Ni ces mouvements ni le discours islamique en général ne sont porteurs de projet de société car ils sont, au fond,  la continuation de l’ancien enseignement islamique qui n’était soucieux que de préserver l’identité musulmane des assauts de la culture occidentale. Ce repli identitaire, qui avait ses raisons lors de l’occupation étrangère, a permis de sauvegarder l’essentiel, la foi du musulman lui donnant la possibilité de devenir une « vérité travaillante » lorsque les circonstances le permettront, mais devient contreproductif dans la phase de construction sociale.

« Ceux qui vont vers l’activisme surtout politique n’ont pas les moyens intellectuels de relever ce genre de défi [la constitution d’un projet de société]. »

La dénonciation de l’imitation servile de l’Occident –imitation qui, de toute façon, n’aboutira à rien de fructueux- va de paire avec la reconnaissance que ce dernier fut un des monuments humains les plus importants.

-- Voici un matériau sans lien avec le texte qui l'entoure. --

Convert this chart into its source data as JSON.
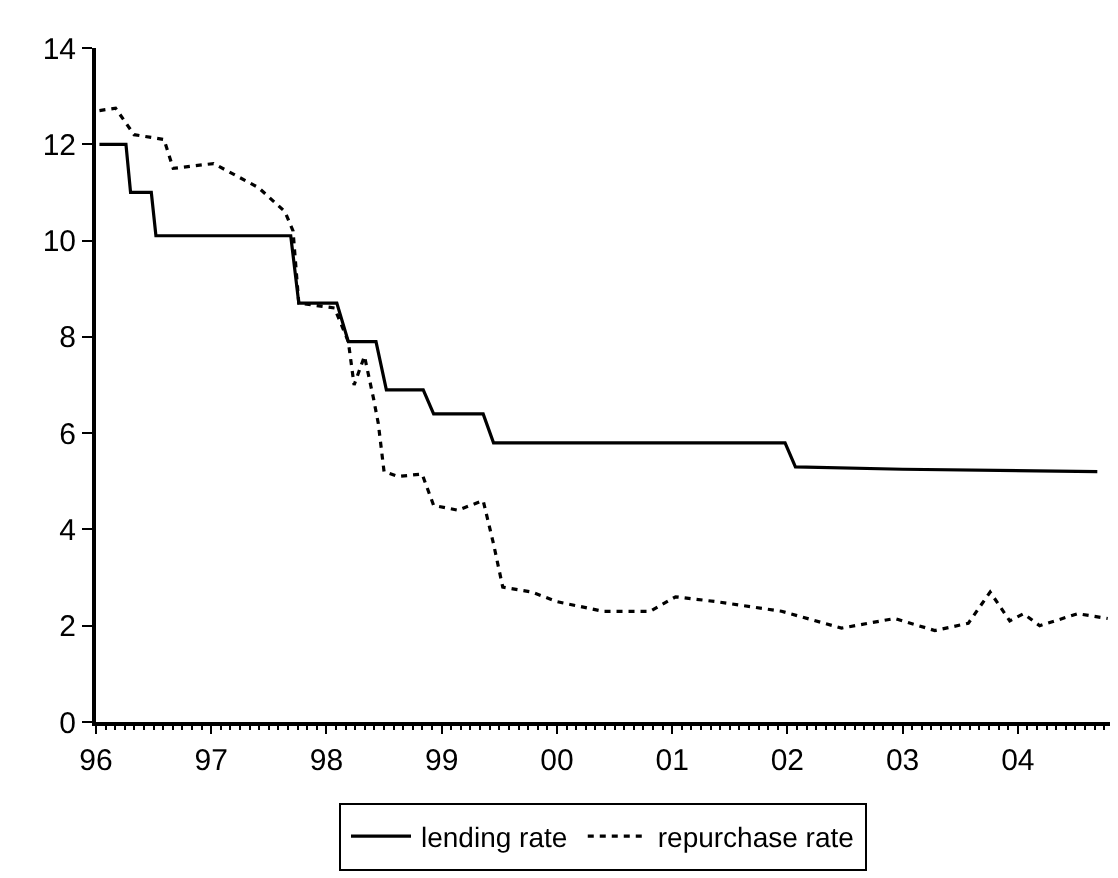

Les sciences sociales qu’il a inventées constituent une « réserve de savoir incontournable » pour le projet intellectuel de Bennabi.

L’appropriation de ces sciences ne peut être efficiente qu’à condition de distinguer leur côté purement technique de « leur aspect qui obéit à une certaine vision du monde et à une certaine culture propre à l’homme de l’Occident. »

Dans cette démarche, nous avons un précédent, l’Occident lui-même, qui a procédé de cette manière dans son appropriation, à partir de la moitié du XIe siècle, des sciences nées ou développées dans le monde de l’Islam.